Farmers increase crop insurance coverage for 2014
It doesn’t get much attention outside agriculture, but a key date on most farmers’ calendars has come and gone.
March 17 was the deadline for buying or modifying crop insurance for most spring-planted crops. Farmers, working closely with their insurance agents, typically make their final decisions on 2014 yield and revenue protection crop insurance in the first two weeks of the month.
Experts interviewed after the deadline say many area farmers increased their coverage levels from a year ago.
“The tighter margin (on projected 2014 crop profits) has encouraged them to increase their coverage,” says Kent Thiesse, farm management analyst and vice president with MinnStar Bank in Lake Crystal, Minn.
Higher coverage provides more protection, but at a greater cost.
For most farmers, higher coverage levels’ additional protection justifies the higher premiums, says Andy Swenson, farm management specialist with North Dakota State University Extension Service.
Premiums have dropped from a year ago, increasing the appeal of higher coverage levels, he says.
Crop prices have fallen sharply in the past year, reducing the rate at which crops can be insured. Because crop insurance prices are lower, premiums also are lower than they were a year ago.

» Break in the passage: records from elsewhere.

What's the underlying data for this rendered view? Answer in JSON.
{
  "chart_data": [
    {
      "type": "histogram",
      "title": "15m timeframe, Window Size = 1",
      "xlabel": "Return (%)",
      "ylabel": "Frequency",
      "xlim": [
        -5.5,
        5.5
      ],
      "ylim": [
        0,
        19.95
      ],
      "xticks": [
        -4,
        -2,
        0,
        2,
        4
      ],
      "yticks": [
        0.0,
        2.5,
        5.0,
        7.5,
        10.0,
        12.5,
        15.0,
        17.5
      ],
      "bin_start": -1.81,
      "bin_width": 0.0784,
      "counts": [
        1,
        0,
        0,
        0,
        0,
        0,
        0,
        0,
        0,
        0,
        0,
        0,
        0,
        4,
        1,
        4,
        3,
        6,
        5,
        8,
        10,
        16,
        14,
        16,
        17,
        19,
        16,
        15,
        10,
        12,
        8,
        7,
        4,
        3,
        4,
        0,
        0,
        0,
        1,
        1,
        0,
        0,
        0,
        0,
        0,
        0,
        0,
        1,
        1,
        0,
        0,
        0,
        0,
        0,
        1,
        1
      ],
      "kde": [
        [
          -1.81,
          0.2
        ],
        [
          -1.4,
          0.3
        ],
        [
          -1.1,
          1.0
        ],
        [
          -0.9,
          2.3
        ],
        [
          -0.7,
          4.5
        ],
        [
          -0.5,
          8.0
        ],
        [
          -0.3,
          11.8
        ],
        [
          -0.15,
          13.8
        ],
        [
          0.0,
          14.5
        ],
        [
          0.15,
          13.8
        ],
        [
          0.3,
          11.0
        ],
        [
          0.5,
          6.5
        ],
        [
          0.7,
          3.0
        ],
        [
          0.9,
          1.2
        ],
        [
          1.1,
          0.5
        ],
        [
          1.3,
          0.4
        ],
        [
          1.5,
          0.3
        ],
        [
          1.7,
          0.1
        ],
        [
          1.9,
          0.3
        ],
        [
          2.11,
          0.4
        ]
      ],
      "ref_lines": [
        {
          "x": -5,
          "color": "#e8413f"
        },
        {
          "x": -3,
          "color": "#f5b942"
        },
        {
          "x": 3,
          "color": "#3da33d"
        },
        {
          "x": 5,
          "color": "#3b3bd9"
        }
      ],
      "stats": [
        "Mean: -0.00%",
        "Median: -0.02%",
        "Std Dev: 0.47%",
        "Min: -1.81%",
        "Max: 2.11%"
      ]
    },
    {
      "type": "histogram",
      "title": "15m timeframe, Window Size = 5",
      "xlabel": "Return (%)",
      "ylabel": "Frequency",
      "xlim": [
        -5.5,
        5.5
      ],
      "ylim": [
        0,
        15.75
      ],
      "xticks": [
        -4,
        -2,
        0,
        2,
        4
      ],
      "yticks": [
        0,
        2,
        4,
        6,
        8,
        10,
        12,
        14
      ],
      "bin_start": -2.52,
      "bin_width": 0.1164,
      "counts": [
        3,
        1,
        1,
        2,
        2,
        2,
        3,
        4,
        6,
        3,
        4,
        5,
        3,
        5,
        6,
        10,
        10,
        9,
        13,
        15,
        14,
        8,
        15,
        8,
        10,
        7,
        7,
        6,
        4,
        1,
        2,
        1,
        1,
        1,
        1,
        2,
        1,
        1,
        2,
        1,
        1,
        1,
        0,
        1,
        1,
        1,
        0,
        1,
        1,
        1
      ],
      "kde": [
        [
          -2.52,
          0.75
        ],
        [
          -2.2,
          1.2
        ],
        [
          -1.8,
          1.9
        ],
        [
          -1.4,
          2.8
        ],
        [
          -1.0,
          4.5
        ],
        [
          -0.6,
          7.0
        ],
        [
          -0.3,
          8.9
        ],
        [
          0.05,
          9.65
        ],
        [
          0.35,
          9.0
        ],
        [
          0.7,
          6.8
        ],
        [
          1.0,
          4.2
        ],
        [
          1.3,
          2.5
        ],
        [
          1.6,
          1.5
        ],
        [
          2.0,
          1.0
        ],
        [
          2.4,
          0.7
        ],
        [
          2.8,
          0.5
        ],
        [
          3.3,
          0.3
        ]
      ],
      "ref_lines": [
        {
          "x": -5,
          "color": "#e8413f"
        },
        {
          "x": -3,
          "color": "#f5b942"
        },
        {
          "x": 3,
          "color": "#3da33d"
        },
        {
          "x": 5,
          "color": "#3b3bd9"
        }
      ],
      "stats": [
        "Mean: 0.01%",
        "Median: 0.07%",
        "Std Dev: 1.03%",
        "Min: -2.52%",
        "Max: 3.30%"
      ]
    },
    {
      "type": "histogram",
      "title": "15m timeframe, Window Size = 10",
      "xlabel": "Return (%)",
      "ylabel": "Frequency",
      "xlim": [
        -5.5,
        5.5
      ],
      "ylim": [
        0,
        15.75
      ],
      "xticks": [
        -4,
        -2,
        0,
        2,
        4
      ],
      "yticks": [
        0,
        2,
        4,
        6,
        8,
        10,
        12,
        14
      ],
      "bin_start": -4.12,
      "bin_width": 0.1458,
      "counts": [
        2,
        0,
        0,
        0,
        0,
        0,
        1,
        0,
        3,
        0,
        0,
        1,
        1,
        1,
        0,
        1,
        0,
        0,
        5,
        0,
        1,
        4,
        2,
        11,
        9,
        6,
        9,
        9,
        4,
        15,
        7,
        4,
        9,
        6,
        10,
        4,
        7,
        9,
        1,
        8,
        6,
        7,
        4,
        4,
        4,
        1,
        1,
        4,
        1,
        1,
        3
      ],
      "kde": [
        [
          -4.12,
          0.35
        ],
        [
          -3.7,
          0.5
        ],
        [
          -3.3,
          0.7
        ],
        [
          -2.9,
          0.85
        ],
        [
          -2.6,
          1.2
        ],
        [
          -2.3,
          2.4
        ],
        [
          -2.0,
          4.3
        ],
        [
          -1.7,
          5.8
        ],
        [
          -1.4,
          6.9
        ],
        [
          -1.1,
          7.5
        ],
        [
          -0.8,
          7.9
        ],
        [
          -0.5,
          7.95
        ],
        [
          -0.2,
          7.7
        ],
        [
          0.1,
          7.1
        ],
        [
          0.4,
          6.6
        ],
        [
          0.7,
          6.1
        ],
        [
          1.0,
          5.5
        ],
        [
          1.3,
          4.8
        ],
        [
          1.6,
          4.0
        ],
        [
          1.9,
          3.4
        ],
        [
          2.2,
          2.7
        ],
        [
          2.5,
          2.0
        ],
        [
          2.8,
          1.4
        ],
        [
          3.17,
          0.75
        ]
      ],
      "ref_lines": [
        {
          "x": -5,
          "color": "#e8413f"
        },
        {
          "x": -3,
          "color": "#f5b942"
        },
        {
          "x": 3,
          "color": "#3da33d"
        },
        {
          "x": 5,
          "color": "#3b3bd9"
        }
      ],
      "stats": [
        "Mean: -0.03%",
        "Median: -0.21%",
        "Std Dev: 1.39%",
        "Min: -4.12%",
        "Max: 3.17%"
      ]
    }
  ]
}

Dan Weber, a Casselton, N.D., crop insurance agent, says his clients typically saved a few dollars per acre on premiums this year, assuming they kept their coverage the same as a year ago.
In early March, the Risk Management Agency, the U.S. Department of Agriculture agency that administers the federal crop insurance program, released the prices at which crops raised in 2014 can be insured. The insurance prices were determined by February market prices.
Here are the per-bushel insurance prices in the Upper Midwest for the region’s three major crops:
• Wheat — $6.51 per bushel in 2014, down from $8.44 in 2013. The record price was $11.11 per bushel in 2008.
• Corn — $4.62 per bushel in 2014, down from $5.65 in 2013. The record price was $6.01 per bushel in 2011.
• Soybeans — $11.36 per bushel in 2014, down from $12.87 in 2013. The record price was $13.49 per bushel in 2011.